To visit George’s website, please click here.
October 19, 2009
There are two beautifully descriptive phrases which appear again and again in Zen literature: Mizu no kokoro and Tsuki no kokoro.
Mizu no kokoro is often translated as “mind like water.” This is a lovely phrase which is too inexact to be very helpful, standing alone. What is meant by this is to make the mind calm when facing an emergency or an adversary. The calm mind, like still water, accurately reflects all that comes before it. It is otherwise referred to as fudoshin or “immovable mind.”

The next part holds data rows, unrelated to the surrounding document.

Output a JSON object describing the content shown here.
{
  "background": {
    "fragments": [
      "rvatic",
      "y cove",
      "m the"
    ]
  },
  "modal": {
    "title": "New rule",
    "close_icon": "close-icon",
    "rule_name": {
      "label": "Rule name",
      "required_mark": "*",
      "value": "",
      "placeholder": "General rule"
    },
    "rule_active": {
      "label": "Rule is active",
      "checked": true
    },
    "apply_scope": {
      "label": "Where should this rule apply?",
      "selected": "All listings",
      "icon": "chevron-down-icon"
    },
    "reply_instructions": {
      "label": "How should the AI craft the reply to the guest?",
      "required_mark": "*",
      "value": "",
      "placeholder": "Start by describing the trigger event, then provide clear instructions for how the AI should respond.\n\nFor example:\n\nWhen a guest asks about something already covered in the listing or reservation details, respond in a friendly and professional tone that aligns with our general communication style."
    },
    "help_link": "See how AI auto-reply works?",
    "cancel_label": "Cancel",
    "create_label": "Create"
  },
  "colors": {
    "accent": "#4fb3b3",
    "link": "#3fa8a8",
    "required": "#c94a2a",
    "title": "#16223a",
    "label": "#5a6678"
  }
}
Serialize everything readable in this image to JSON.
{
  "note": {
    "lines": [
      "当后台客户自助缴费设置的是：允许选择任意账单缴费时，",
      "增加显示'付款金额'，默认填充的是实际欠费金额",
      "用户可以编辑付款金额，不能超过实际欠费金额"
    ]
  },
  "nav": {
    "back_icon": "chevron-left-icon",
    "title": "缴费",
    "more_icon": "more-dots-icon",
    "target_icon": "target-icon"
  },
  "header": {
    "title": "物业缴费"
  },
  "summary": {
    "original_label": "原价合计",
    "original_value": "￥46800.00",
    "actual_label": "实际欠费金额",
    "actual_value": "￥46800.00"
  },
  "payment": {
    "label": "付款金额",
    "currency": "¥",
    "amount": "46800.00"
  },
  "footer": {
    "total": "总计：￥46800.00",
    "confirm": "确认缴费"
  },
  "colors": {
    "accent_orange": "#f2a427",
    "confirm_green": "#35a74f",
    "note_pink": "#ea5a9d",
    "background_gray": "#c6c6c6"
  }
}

Tsuki no kokoro is usually translated as a mind like the moon. This refers to the necessity of maintaining surveillance over one’s surroundings at all times. As the bright illumination produced by the unclouded full moon as it reflects its light earthward, so the mind must be aware of all conditions surrounding it. This is often described as zanshin or kan-ken futatsu no koto, or “perceiving with both the eyes and the intuitive mind.”